Liderados por Juan Guaidó, reconhecido por quase 50 países como presidente interino da Venezuela, os opositores devem sair às ruas nesta terça-feira para pedir às Forças Armadas que não bloqueiem a ajuda humanitária americana, considerada pelo presidente Nicolás Maduro a porta de entrada a uma intervenção militar.

"Voltamos às ruas para exigir a entrada da ajuda humanitária que salvará a vida de mais de 300.000 venezuelanos que hoje estão em risco de morte", afirmou Guaidó, presidente do Congresso de maioria opositora.

Guaidó vai liderar a manifestação na zona leste de Caracas, mas os protestos foram convocados em todo o país por ocasião do Dia da Juventude, para recordar os quase 40 mortos nos distúrbios e marchas contra Maduro em janeiro.

Em contrapartida, Maduro vai comandar uma passeata de jovens de esquerda contra a "intervenção imperialista" na Praça Bolívar, centro de Caracas, onde o governo reúne assinaturas de repúdio ao presidente americano Donald Trump.

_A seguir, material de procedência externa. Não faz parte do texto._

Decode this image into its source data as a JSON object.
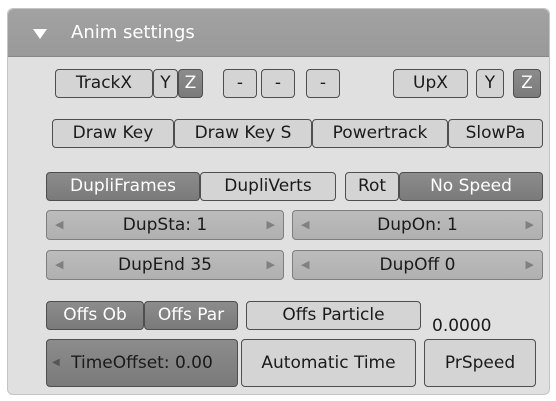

A disputa de poder entre Guaidó e Maduro se concentra esta semana na ajuda humanitária. Alimentos e remédios permanecem há cinco dias em um depósito no lado colombiano da fronteira com a Venezuela.

Dois enormes contêineres e um caminhão bloqueiam a ponte Tienditas, que liga Cúcuta (Colômbia) a Ureña (Venezuela). Os militares venezuelanos reforçaram a presença no estado fronteiriço de Táchira.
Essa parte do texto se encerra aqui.